No presumption of allowability will exist when the Contractor makes changes to existing pension plans or PRB plans that impact the Department’s long-term liability, and the Contractor has not provided the Contracting Officer the opportunity to review the allowability of the changes prior to implementation. The Contractor shall submit for prior approval changes that result in increases to the Department’s long-term pension and PRB liabilities that are reported in the Department’s financial statement. At least sixty (60) days prior to the adoption of any changes to a pension plan, the Contractor shall submit the information required below, to the Contracting Officer. The Contracting Officer must approve plan changes that increase costs to the Department’s long-term liabilities as part of a determination as to whether the costs are deemed allowable pursuant to FAR 31.205-6, as supplemented by DEAR 970.3102-506.

(1) For proposed changes to pension plans, the Contractor shall provide the following to the Contracting Officer:

(A) a copy of the current plan document (as conformed to show all prior plan amendments), with the proposed new amendment indicated in redline/strikeout;

(B) an analysis of the impact of any proposed changes on actuarial accrued liabilities and costs;

(C) except in circumstances where the Contracting Officer indicates that it is unnecessary, a legal explanation of the proposed changes from the counsel used by the plan for purposes of compliance with all legal requirements applicable to private sector defined benefit pension plans;

(D) the Summary Plan Description; and,

(E) any such additional information as requested by the Contracting Officer.

(i) Terminating Operations When operations at a designated DOE facility are terminated and no further work is to occur under the prime contract, the following apply:

(1) No further benefits for service shall accrue.

(2) The Contractor shall provide a determination statement in its settlement proposal, defining and identifying all liabilities and assets attributable to the DOE contract.

(3) The Contractor shall base its pension liabilities attributable to DOE contract work on the market value of annuities or lump sum payments or dispose of such liabilities through a competitive purchase of annuities or lump sum payouts.

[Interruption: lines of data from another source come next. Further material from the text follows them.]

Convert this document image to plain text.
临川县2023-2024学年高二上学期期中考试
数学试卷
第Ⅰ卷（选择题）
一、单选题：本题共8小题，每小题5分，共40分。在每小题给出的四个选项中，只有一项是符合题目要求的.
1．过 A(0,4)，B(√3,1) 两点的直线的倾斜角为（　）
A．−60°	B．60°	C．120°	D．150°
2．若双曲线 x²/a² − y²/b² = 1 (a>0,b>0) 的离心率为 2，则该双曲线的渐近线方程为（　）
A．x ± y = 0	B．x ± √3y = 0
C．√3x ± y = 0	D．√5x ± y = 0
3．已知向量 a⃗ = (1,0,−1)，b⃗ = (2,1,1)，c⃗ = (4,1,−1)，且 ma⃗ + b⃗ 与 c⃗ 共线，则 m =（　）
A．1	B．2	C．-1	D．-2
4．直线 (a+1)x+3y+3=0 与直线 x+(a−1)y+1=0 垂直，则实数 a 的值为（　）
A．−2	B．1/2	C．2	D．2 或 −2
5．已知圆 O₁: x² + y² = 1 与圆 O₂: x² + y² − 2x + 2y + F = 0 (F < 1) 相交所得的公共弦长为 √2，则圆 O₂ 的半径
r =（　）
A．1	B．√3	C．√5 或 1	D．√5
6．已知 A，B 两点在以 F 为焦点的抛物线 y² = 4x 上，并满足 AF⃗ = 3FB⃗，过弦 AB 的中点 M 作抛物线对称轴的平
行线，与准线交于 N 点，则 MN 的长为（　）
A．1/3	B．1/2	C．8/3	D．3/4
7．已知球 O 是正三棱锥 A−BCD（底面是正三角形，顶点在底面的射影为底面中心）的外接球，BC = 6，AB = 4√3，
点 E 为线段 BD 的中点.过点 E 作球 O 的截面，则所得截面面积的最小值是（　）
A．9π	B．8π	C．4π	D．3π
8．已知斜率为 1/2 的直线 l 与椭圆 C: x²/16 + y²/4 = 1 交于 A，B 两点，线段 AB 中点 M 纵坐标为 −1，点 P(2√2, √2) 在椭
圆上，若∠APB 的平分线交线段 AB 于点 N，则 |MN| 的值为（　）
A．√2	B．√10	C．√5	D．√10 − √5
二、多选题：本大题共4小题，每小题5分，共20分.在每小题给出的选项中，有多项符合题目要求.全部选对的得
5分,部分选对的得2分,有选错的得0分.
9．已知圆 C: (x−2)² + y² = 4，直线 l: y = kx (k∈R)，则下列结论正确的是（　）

(4) Assets shall be determined using the “accrual-basis market value” on the date of termination of operations.

(j) Terminating Plans

(1) DOE Contractors shall not terminate any pension plan (Commingled or site specific) without requesting Departmental approval at least 60 days prior to the scheduled date of plan termination.

(2) On or before the same day as the Contractor notifies the IRS of the spinoff or plan termination, all plan assets assigned to a spun-off or terminating plan shall be placed in a low-risk liability matching portfolio until the successor trustee, or an insurance company, is able to assume stewardship of those assets.

(3) DOE liability to a Commingled pension plan shall not exceed that portion which corresponds to DOE contract service. The DOE shall have no other liability to the plan, to the plan sponsor, or to the plan participants.

(4) After all liabilities of the plan are satisfied, the Contractor shall return to DOE an amount equaling the net asset reversion after any taxes from the plan termination and any earnings which accrue on that amount because of a delay in the payment to DOE. Such amount and such earnings shall be subject to DOE audit. To effect the purposes of this paragraph, DOE and the Contractor may stipulate to a schedule of payments.

(k) Definitions

(1) Commingled Plans. Cover employees from the Contractor’s private operations and its DOE contract work.

(2) Current Liability. The sum of all plan liabilities to employees and their beneficiaries. Current liability includes only benefits accrued to the date of valuation. This liability is commonly expressed as a present value.

(3) Defined Benefit Pension Plan. Provides a specific benefit at retirement that is determined pursuant to the formula in the pension plan document.

(4) Defined Contribution Pension Plan. Provides benefits to each participant based on the amount held in the participant’s account. Funds in the account may be comprised of employer contributions, employee contributions, investment returns on behalf of that plan participant and/or other amounts credited to the participant’s account.

(5) Designated Contract. For purposes of this clause, a contract (other than a prime cost reimbursement contract for management and operation of a DOE facility) for which the Head of the Departmental Contracting Activity determines that advance pension understandings are necessary or where there is a continuing Departmental obligation to the pension plan.

(6) Pension Fund. The portfolio of investments and cash provided by employer and employee contributions and investment returns. A pension fund exists to defray pension plan benefit outlays and (at the option of the plan sponsor) the administrative expenses of the plan.

(7) Separate Accounting. Account records established and maintained within a commingled plan for assets and liabilities attributable to DOE contract service. NOTE: The assets so represented are not for the exclusive benefit of any one group of plan participants.

(8) Separate Plan. Must satisfy IRC Sec. 414(l) definition of a single plan, designate assets for the exclusive benefit of employees under DOE contract, exist under a separate plan document (having its own Department of Labor plan number) that is distinct from corporate plan documents and identify the Contractor as the plan sponsor.

(9) Spun-off Plan. A new plan which satisfies IRC Reg. 1.414(l)-1 requirements for a single plan and which is created by separating assets and liabilities from a larger original plan. The funding level of each individual participant’s benefits shall be no less than before the event, when calculated on a “plan termination basis.”